Os protestos que deixaram 48 mortos no Peru desde dezembro evidenciaram a ausência de recursos nos Andes do PeruAFP

Cusco - Descalço e curvado, Ruben Gutiérrez Escobar, um agricultor de 53 anos, mergulha sua enxada na terra escura de seu milharal em Bella Vista, perto de Cusco, sul do Peru, a 3.500 metros de altitude nos Andes. Ele não usa trator nem fertilizantes, "só suor, trabalho e sacrifício".
"Lima se esquece completamente de nós", diz ele.
Os protestos que deixaram 48 mortos no Peru desde dezembro de 2021 também evidenciaram uma enorme distância que existe entre a capital do país, Lima, e os Andes, região de origem da maioria dos manifestantes que exigem a renúncia da presidente Dina Boluarte e novas eleições.
Ruben, que se vê como uma das pessoas esquecidas por Lima, trabalha em uma roça onde planta batata, feijão e milho para consumo próprio e cuida de suas cinco vacas e sete ovelhas.
"Fala-se da importância da mineração, mas onde vai parar tudo isto? Quase toda a renda vai para Lima e em Lima se perde. Aqui a gente não ganha um centavo", desabafou o agricultor, que ganha em torno de US$ 6 por dia, vendendo "entre 5 e 10 litros de leite".
Contrastando com a situação atual denunciada pelos manifestantes, quase toda a riqueza do Peru está nos Andes, das jazidas de ouro, cobre, prata, ou estanho, aos recursos gerados pelo turismo na cidade inca de Machu Picchu.
"Não temos nenhum apoio do Estado", lamenta Ruben, que afirma nunca ter recebido ajuda, ou orientação de um agrônomo, ou serviço veterinário para seus animais, apesar de ter solicitado. Ele parou de usar fertilizantes não subsidiados desde que a guerra na Ucrânia multiplicou os preços por seis.

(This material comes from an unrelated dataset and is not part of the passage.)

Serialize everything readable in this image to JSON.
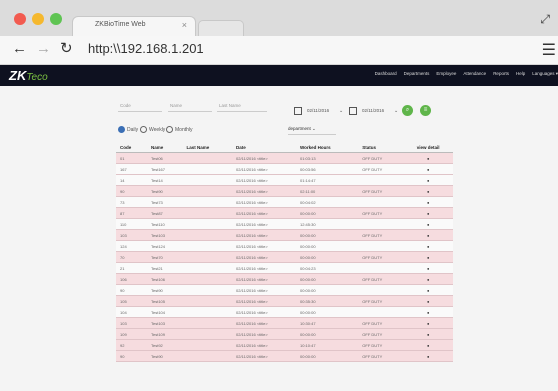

"As pessoas aqui se perguntam: como é possível que nós, donos do gás, não tenhamos gás? Que a mineração sendo de todos e tendo os famosos cânions mineiros, não tenhamos boas escolas nem bons hospitais?", questiona o antropólogo Julio Edmundo Oliveira, da Universidade de Cusco.
"A pandemia (da covid-19) de dois anos atrás expôs todas essas coisas", sustenta.
Oliveira denuncia o descaso como um "problema estrutural" do Estado com uma região, onde "as pessoas têm chumbo nos pulmões, mas não há hospitais, colégios, ou boas universidades (...) Nunca se investiu nos Andes, quando, na verdade, os Andes sustentam o capital", acrescenta.
A presidente e o Congresso enfrentam forte oposição, sobretudo, na região andina, onde a onda de protestos e bloqueios gerou escassez e revolta.
"Boluarte tem um preconceito na cabeça. Acredita que a maioria das pessoas é ignorante, principalmente as da serra. Tem um país chamado Lima e outro que é o Peru", critica Ruben Mina, um taxista que mora no bairro de Angostura, em Cusco.
Regularmente chamados de "terroristas" pelo governo e pela elite da capital, os manifestantes dessa região têm protestado em favor da valorização de suas raízes indígenas, entoando cantos como "temos sangue inca, não somos terroristas!".
"Há um desprezo por parte de Lima. Há um centralismo tão forte quanto na época colonial. Querem que acreditemos que Lima é o Peru, mas é só uma parte do Peru, assim como Cusco, Madre Dios (sudeste)", diz Javier Cusimayta Osca, um professor que participa dos protestos, antes de entoar os cantos na língua quéchua "Uma Força! Um Coração! Um punho!", reforçando a unidade dos manifestantes.